You could by service say 80 or 443
but the max pause will still be an issue
As you've already discussed it's hard to get really meaningful stats for the reasons cmeo outlines. But, it's certainly possible to create the stats based on the rules you suggested.
If using the firewall logs for this, I don't know exactly what fields are at your disposal - but let's say you have at least a source IP, a destination IP and a destination port. Our unique identifier for a certain web session could be based on these fields. In that case it's possible to build a transaction that joins separate events together to a new combined event (a transaction) based on rules that you specify. Upon creating a transaction, Splunk will write the time difference between its first and last event into a field called duration
. What you do is create this transaction saying "join events having the same source IP, destination IP and port, but only if it's less than 30 minutes between one event and the next". Translated to a search, this would look something like:
<yourbasesearch>
| transaction src_ip dest_ip dest_port maxpause=30m
OK, now you have a bunch of transactions with corresponding duration fields that you need to sum together for each "session" to create a grand total. Use stats
for this.
<yourbasesearch>
| transaction src_ip dest_ip dest_port maxpause=30m
| stats sum(duration) AS session_time by src_ip,dest_ip,dest_port
This will give you a table with a list of "total session times" for each srcIP/destIP/destport pair that was found in your search, according to the rules you specified.

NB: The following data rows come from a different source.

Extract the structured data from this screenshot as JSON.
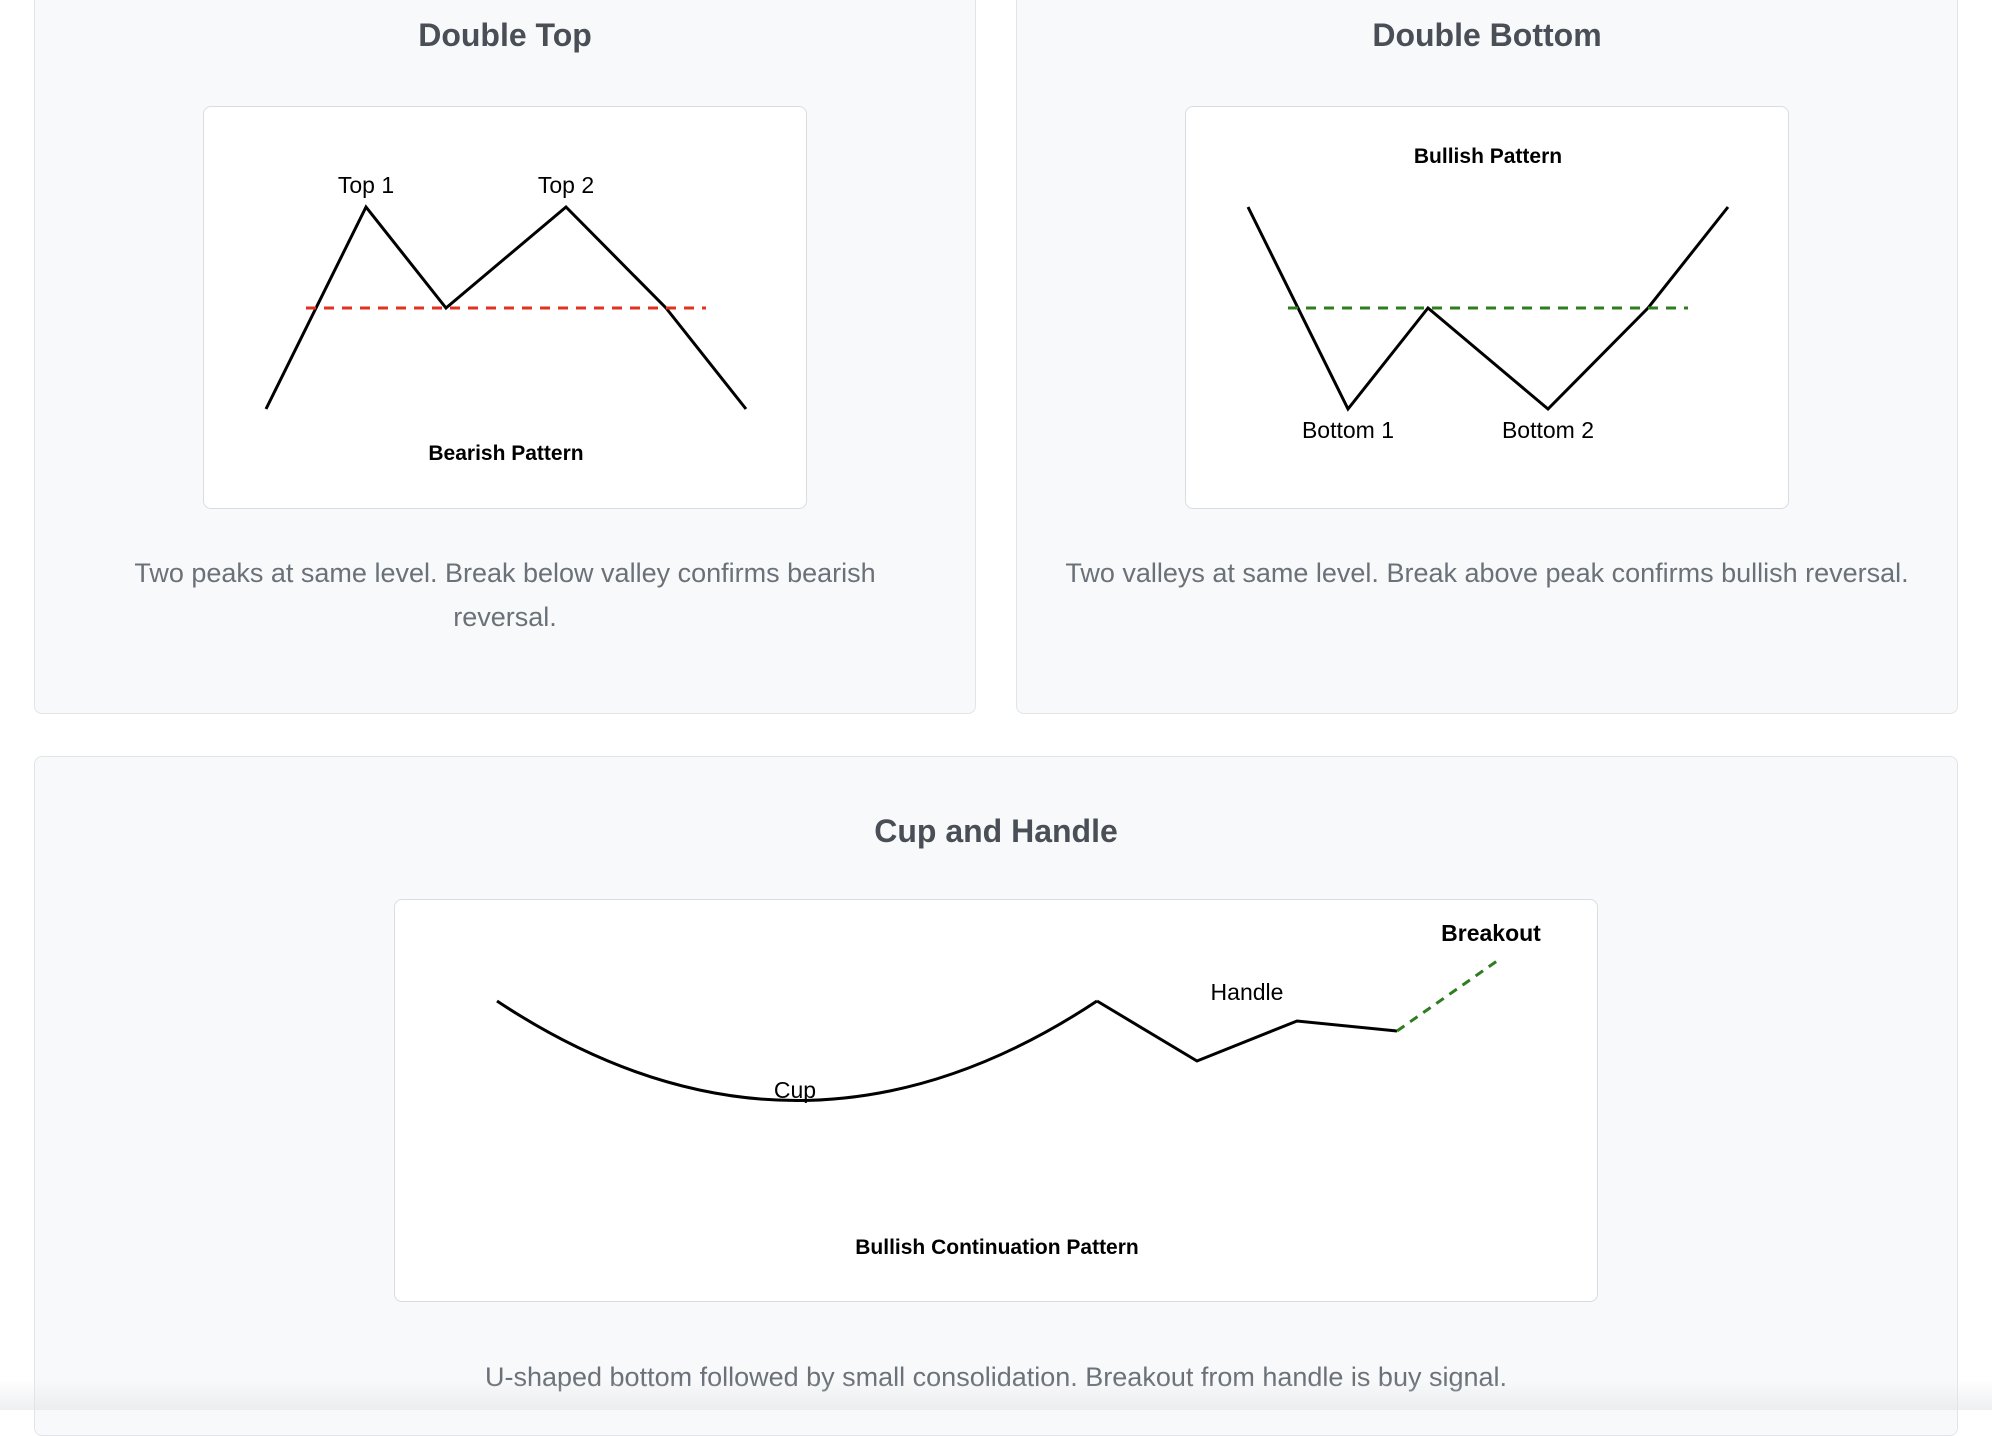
{
  "patterns": [
    {
      "title": "Double Top",
      "description": "Two peaks at same level. Break below valley confirms bearish reversal.",
      "labels": {
        "peak1": "Top 1",
        "peak2": "Top 2",
        "pattern": "Bearish Pattern"
      },
      "colors": {
        "line": "#000000",
        "level": "#e0321e"
      }
    },
    {
      "title": "Double Bottom",
      "description": "Two valleys at same level. Break above peak confirms bullish reversal.",
      "labels": {
        "pattern": "Bullish Pattern",
        "trough1": "Bottom 1",
        "trough2": "Bottom 2"
      },
      "colors": {
        "line": "#000000",
        "level": "#2e7d1f"
      }
    },
    {
      "title": "Cup and Handle",
      "description": "U-shaped bottom followed by small consolidation. Breakout from handle is buy signal.",
      "labels": {
        "breakout": "Breakout",
        "handle": "Handle",
        "cup": "Cup",
        "pattern": "Bullish Continuation Pattern"
      },
      "colors": {
        "line": "#000000",
        "breakout": "#2e7d1f"
      }
    }
  ]
}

Hmmm... I appear to have something happening that's not quite what I'm after.
Technically, the total time on a single domain should not be able to exceed the time period of the logs specificed.
Ie. I have a base search containing 3 days of logs, means I can't be on the site "google.com" for more than 3 days in total.
However, with this search... I am... about 27 days infact.
Is there no way of calculating this like how I mentioned earlier?
Basically so that the "period" spent on a site is calculated by an actual "timeout" value, rather than just assigning a period of time for every "hit".
Another thing that would be useful is if webapp session cookies were logged when they are used (like J2EE JSESSIONID) -- then you could identify distinct user sessions according to the activity presented by that session ID
You have answered (and explained) absolutely everything I wanted!
Thank you so, so much!
I can now generate exactly what they're after.
Thank you!
The key would be session time, in other words lets say we make it a "magical" 30 minutes.
So, said user connects to a site, then 10 minutes later they connect again... another 5 minutes goes on and they connect once more... then three days later they reconnect and again 60 seconds later... that's it for the month.
This means they spent a total of 10 + 5 + 1 = 16 minutes on that site.
There's no way of even contemplating such a thing...?
I have had this same discussion with a customer some months ago. Here is what I sent them:
The problem I thought of with this is--what exactly are you measuring?
http is connectionless, so there isn't exactly a start and end of a
session to track...
I came up with some scenarios:
User is interacting with a travel booking site. For the duration of
their activities, there will be a stream of http traffic, puts and gets
etc. No problem here.
User opens a newspaper or mag and reads a long article. You might have one set
of interactions as they get the page; they might sit there reading it
for half an hour. You won't know anything until they browse the next web
site. Alternatively, they might skim it in a minute and leave it open
for half an hour in background. What, then, is the duration of their
stay at the site?
User opens multiple bookmarks in tabs but doesn't read any of them.
Any traffic information here might be highly misleading; they might not
in fact interact with any, but they could be open on the screen all day.
I don't think what you want to do can be done in a meaningful way--not with splunk anyway.
I completely agree and that's what I told the group in the first place.
However, they are keen to at least have some stats that can look shiny... no matter how pointless they truly are.